まずは、今年度のサマーインスティテュートを企画・運営していただいたハワイ大学マノア校哲学科の石田正人助教授とロジャー・エイムズ教授に、お礼を申し上げたいと思います。教室や宿泊先、そしてハワイ内での移動まで、ハワイ滞在のすべてを準備していただきました。また、同じくハワイ大学マノア校哲学科のシドニー・モローさんにも、お礼を述べたいと思います。実質的な便宜という面において、大変お世話になりました。
また、東京大学学務課および教養学部経理課の皆様にも、サマーインスティテュート実施にあたって支援していただいたことに関し、お礼申しあげます。

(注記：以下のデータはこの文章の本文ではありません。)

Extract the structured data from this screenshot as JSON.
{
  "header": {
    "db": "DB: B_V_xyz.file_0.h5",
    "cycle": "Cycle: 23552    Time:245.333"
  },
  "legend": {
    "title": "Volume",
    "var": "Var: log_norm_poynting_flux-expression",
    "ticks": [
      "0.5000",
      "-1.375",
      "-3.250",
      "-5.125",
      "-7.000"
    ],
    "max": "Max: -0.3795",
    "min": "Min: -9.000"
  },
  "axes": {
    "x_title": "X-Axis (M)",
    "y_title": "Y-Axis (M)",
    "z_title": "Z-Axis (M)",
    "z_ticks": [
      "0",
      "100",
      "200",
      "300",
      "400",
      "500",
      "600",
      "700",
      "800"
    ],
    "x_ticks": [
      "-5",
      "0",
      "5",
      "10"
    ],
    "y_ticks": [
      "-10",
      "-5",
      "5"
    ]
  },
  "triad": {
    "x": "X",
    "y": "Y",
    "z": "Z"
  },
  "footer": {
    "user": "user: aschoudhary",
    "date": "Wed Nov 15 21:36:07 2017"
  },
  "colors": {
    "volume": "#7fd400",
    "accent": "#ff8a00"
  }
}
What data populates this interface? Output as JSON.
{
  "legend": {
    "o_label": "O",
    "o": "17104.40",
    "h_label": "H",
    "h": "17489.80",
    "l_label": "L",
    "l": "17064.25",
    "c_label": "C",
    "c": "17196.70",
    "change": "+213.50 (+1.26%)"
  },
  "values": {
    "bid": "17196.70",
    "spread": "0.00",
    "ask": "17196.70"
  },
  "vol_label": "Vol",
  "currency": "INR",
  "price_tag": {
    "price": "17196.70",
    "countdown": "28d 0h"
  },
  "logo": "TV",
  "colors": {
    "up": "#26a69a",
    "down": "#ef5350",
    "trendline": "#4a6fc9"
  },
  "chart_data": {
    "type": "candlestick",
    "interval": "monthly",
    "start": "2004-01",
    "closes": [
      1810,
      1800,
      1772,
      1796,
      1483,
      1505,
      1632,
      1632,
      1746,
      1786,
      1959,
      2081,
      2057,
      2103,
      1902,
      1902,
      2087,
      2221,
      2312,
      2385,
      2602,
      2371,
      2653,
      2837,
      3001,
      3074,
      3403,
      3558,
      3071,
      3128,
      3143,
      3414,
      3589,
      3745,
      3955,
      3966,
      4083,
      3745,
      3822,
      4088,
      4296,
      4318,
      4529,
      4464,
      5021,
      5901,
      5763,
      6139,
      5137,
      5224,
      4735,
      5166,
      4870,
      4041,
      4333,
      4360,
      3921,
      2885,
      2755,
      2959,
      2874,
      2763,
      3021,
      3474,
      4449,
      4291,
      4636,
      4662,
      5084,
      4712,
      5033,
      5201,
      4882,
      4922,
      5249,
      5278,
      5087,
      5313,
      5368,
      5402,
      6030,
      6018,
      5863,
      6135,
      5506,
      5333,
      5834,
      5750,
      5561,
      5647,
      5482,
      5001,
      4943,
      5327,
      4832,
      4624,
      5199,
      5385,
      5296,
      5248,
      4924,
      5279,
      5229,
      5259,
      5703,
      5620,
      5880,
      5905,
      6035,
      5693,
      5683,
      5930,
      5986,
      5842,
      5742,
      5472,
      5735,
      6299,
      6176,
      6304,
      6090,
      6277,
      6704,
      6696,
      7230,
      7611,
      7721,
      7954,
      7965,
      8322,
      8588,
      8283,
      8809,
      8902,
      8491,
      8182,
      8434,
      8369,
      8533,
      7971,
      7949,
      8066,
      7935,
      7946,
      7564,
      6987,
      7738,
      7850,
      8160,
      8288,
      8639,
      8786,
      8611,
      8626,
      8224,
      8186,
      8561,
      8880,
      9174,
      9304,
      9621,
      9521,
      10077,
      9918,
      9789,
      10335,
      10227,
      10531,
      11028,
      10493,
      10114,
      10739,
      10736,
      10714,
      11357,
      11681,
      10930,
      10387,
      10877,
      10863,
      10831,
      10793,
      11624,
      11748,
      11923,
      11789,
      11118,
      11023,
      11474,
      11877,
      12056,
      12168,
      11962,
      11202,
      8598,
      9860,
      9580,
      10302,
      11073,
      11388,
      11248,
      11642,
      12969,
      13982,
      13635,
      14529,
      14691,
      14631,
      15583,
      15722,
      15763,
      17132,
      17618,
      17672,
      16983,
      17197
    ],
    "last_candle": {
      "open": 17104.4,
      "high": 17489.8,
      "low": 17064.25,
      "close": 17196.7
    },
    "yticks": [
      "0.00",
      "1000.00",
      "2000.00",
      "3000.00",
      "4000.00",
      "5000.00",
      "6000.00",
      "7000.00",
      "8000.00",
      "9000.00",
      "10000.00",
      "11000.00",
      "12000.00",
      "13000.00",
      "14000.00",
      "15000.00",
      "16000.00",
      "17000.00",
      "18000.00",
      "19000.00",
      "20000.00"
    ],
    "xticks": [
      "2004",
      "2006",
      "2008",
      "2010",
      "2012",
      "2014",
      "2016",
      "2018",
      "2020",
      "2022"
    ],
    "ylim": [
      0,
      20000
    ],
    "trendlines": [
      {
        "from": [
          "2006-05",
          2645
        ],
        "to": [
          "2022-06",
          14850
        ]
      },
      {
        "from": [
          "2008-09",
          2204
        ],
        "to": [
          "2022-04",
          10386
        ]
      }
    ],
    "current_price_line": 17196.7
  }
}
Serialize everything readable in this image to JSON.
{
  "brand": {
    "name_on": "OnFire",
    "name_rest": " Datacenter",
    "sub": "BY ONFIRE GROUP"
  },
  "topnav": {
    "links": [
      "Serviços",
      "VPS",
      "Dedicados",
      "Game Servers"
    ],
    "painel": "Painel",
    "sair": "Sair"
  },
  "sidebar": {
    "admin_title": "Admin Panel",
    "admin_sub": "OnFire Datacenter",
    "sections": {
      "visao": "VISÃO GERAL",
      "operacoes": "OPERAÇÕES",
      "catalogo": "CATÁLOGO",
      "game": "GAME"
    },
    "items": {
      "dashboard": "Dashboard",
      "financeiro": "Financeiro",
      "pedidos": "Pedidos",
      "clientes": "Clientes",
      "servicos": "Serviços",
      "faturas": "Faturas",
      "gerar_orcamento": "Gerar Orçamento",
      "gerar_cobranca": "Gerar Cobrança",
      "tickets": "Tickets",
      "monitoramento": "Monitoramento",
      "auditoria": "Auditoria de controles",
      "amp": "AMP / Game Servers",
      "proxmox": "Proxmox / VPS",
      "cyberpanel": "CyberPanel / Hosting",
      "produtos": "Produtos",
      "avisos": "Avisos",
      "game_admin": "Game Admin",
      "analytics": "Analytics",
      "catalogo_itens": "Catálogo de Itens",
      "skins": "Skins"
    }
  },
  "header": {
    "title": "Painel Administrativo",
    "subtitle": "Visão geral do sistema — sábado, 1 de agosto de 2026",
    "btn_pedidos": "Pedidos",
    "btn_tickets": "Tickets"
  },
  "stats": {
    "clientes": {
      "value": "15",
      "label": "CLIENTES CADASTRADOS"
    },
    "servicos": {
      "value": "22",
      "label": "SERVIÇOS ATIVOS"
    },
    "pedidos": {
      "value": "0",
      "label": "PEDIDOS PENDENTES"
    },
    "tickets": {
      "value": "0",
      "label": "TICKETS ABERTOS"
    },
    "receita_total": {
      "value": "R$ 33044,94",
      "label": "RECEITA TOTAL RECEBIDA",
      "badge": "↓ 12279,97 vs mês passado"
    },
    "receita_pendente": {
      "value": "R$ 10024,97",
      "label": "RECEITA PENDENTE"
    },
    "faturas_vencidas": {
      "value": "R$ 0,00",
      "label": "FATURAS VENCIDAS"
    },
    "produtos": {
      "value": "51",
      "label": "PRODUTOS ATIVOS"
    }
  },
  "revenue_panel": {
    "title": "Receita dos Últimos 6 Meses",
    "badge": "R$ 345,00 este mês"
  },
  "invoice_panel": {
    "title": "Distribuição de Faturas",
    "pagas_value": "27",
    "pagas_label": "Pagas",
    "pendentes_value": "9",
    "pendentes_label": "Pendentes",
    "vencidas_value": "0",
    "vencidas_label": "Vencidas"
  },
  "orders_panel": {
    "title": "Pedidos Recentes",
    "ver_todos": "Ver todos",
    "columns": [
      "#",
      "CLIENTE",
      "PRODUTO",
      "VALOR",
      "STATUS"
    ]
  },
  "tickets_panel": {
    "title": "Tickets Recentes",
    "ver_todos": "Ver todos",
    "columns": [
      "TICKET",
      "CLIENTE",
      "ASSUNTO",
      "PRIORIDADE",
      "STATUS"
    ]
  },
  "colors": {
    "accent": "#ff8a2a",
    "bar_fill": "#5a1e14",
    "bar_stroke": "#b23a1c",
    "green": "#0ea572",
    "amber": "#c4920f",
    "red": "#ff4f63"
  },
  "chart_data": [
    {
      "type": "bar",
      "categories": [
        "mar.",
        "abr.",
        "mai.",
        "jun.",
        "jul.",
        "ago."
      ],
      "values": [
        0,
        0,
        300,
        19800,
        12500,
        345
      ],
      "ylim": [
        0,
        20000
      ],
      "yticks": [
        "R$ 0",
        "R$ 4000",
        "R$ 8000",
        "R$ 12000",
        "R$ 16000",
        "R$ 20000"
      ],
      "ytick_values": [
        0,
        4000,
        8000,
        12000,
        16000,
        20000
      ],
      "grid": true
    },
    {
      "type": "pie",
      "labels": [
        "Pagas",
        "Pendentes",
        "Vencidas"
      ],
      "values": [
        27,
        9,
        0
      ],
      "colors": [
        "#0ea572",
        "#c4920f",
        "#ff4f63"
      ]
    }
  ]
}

そして、最後になりましたが上廣倫理財団の皆様に感謝申し上げます。三年目になる本サマーインスティテュートも、上廣倫理財団のご理解とご支援があってこそ、可能になっているものです。いつもUTCPの活動に関して寛大なご支援をいただいていることに、あらためて深い感謝の意を申し上げます。
今年度のサマーインスティテュートもまた、様々なことを学ぶ良い機会となったと思います。今回の経験を総括しつつ、来年のサマーインスティテュートの運営に活かすことができたらと思いつつ、ブログでの報告を終えたいと思います。